Au milieu du XIXe siècle, des dizaines de médecins ont cité les travaux de Sacy dans leurs recherches. Ils croyaient que la science pharmaceutique occidentale pouvait « apprivoiser » le haschisch pour que les médecins l’utilisent pour traiter des maladies telles que la folie, la peste et le choléra.

Le haschich médical, principalement sous forme de teinture, a prospéré en France dans les années 1830 et 1840.

Mais les Français ont rapidement été déçus par leur médicament miracle. Le cannabis, nous le savons maintenant, atténue les symptômes de certaines maladies, mais il n’a pas guéri le choléra, l’une des maladies les plus redoutées du XIXe siècle.

Au fur et à mesure que les échecs thérapeutiques augmentaient et que de nombreuses philosophies médicales qui sous-tendaient l’utilisation du haschich devenaient obsolètes en France à la fin du 19e siècle, son utilisation en tant que médicament a en grande partie pris fin. En 1953, la France a interdit le haschich médical.

La folie des reefers coloniaux

Le lien entre le haschich et les musulmans violents était cependant ancré dans la conscience nationale. Et cela a influencé la politique publique française pendant des décennies.

Les fonctionnaires et les médecins de l’Algérie coloniale française, considérant l’utilisation du haschich comme une cause de folie et de criminalité violente, ont rempli les hôpitaux psychiatriques à travers l’Algérie de musulmans locaux supposés souffrir de « folie haschischique » – en gros, « la folie des frigos ».

Une telle réflexion a également contribué à justifier la création du Code de l’Indigènat en 1875, une loi française qui a institutionnalisé le racisme et l’apartheid en Afrique du Nord française en désignant officiellement les musulmans comme sujets plutôt que comme citoyens.

Au nom de la promotion de « l’ordre colonial », la France a établi des codes juridiques séparés et inégaux qui encourageaient la ségrégation, le travail forcé et les restrictions des droits civiques des musulmans et des autres Africains.

L’association stigmatisante entre musulmans, haschisch et criminalité a persisté après la fin de l’Empire français en 1968. Elle a suivi les Nord-Africains émigrés en France, que l’on croyait sujets à la violence et à la criminalité et, à ce titre, soumis à la surveillance gouvernementale, aux interrogatoires et force policière excessive.

Les parlementaires français cherchant à criminaliser le cannabis à la fin des années 1960 ont adopté ces vues discriminatoires.

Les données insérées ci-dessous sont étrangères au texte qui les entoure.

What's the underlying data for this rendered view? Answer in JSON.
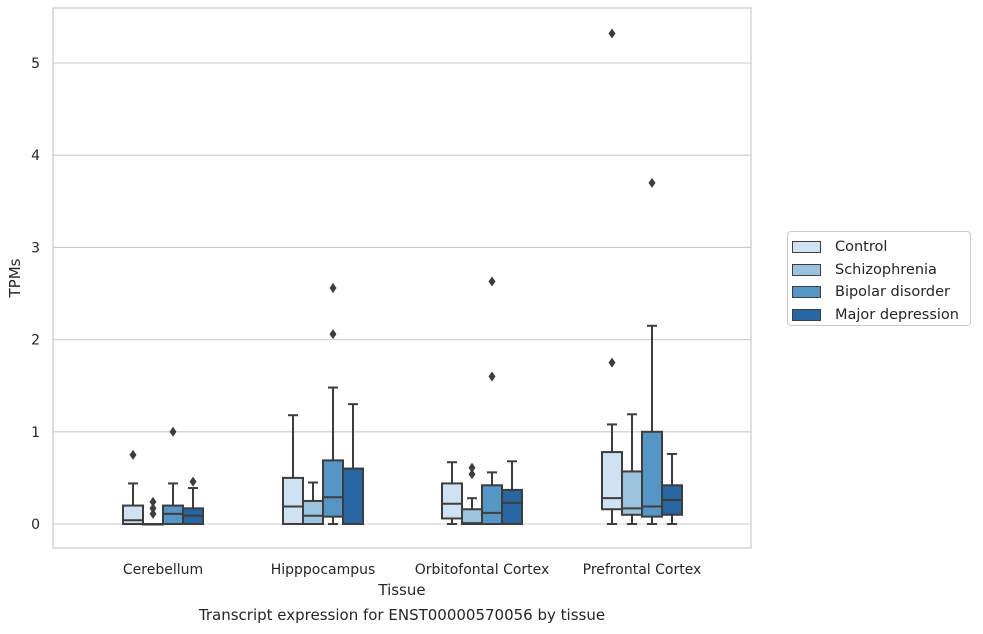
{
  "caption": "Transcript expression for ENST00000570056 by tissue",
  "chart_data": {
    "type": "box",
    "title": "",
    "xlabel": "Tissue",
    "ylabel": "TPMs",
    "ylim": [
      -0.26,
      5.6
    ],
    "yticks": [
      0,
      1,
      2,
      3,
      4,
      5
    ],
    "grid": "horizontal",
    "legend_position": "right",
    "categories": [
      "Cerebellum",
      "Hipppocampus",
      "Orbitofontal Cortex",
      "Prefrontal Cortex"
    ],
    "series": [
      {
        "name": "Control",
        "color": "#d0e1f2",
        "boxes": [
          {
            "whislo": 0,
            "q1": 0,
            "med": 0.04,
            "q3": 0.2,
            "whishi": 0.44,
            "fliers": [
              0.75
            ]
          },
          {
            "whislo": 0,
            "q1": 0,
            "med": 0.19,
            "q3": 0.5,
            "whishi": 1.18,
            "fliers": []
          },
          {
            "whislo": 0,
            "q1": 0.06,
            "med": 0.22,
            "q3": 0.44,
            "whishi": 0.67,
            "fliers": []
          },
          {
            "whislo": 0,
            "q1": 0.16,
            "med": 0.28,
            "q3": 0.78,
            "whishi": 1.08,
            "fliers": [
              1.75,
              5.32
            ]
          }
        ]
      },
      {
        "name": "Schizophrenia",
        "color": "#9cc3de",
        "boxes": [
          {
            "whislo": 0,
            "q1": 0,
            "med": 0,
            "q3": 0,
            "whishi": 0,
            "fliers": [
              0.11,
              0.17,
              0.24
            ]
          },
          {
            "whislo": 0,
            "q1": 0,
            "med": 0.09,
            "q3": 0.25,
            "whishi": 0.45,
            "fliers": []
          },
          {
            "whislo": 0,
            "q1": 0,
            "med": 0.01,
            "q3": 0.16,
            "whishi": 0.28,
            "fliers": [
              0.54,
              0.61
            ]
          },
          {
            "whislo": 0,
            "q1": 0.1,
            "med": 0.17,
            "q3": 0.57,
            "whishi": 1.19,
            "fliers": []
          }
        ]
      },
      {
        "name": "Bipolar disorder",
        "color": "#5596c5",
        "boxes": [
          {
            "whislo": 0,
            "q1": 0,
            "med": 0.11,
            "q3": 0.2,
            "whishi": 0.44,
            "fliers": [
              1.0
            ]
          },
          {
            "whislo": 0,
            "q1": 0.08,
            "med": 0.29,
            "q3": 0.69,
            "whishi": 1.48,
            "fliers": [
              2.06,
              2.56
            ]
          },
          {
            "whislo": 0,
            "q1": 0,
            "med": 0.12,
            "q3": 0.42,
            "whishi": 0.56,
            "fliers": [
              1.6,
              2.63
            ]
          },
          {
            "whislo": 0,
            "q1": 0.08,
            "med": 0.19,
            "q3": 1.0,
            "whishi": 2.15,
            "fliers": [
              3.7
            ]
          }
        ]
      },
      {
        "name": "Major depression",
        "color": "#2865a3",
        "boxes": [
          {
            "whislo": 0,
            "q1": 0,
            "med": 0.09,
            "q3": 0.17,
            "whishi": 0.39,
            "fliers": [
              0.46
            ]
          },
          {
            "whislo": 0,
            "q1": 0,
            "med": 0.6,
            "q3": 0.6,
            "whishi": 1.3,
            "fliers": []
          },
          {
            "whislo": 0,
            "q1": 0,
            "med": 0.23,
            "q3": 0.37,
            "whishi": 0.68,
            "fliers": []
          },
          {
            "whislo": 0,
            "q1": 0.1,
            "med": 0.26,
            "q3": 0.42,
            "whishi": 0.76,
            "fliers": []
          }
        ]
      }
    ]
  }
}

Ils ont décrit le problème croissant de la drogue dans le pays comme un « fléau étranger » propagé par les trafiquants de drogue arabes. Un membre de l’Assemblée nationale française a même cité Sacy, rappelant à ses collègues législateurs que le cannabis avait soi-disant autrefois inspiré un culte de meurtriers musulmans appelé les « Hachichins ».

Les législateurs français d’aujourd’hui n’utiliseraient probablement pas une telle recherche discréditée ou un langage stigmatisant pour relier les musulmans au cannabis. Mais le nombre de musulmans emprisonnés pour des délits liés à la drogue suggère que ce racisme historique est bel et bien vivant en France.

Si la France décide de réglementer le cannabis légal, de nombreux médecins, fumeurs de cannabis et économistes libertaires s’en réjouiront sûrement. Mais ce sont peut-être les musulmans français qui en profitent le plus.

Il s’agit d’une version mise à jour d’un article publié le 7 août 2019.

Cet article est republié de The Conversation sous une licence Creative Commons. Lire l’article d’origine.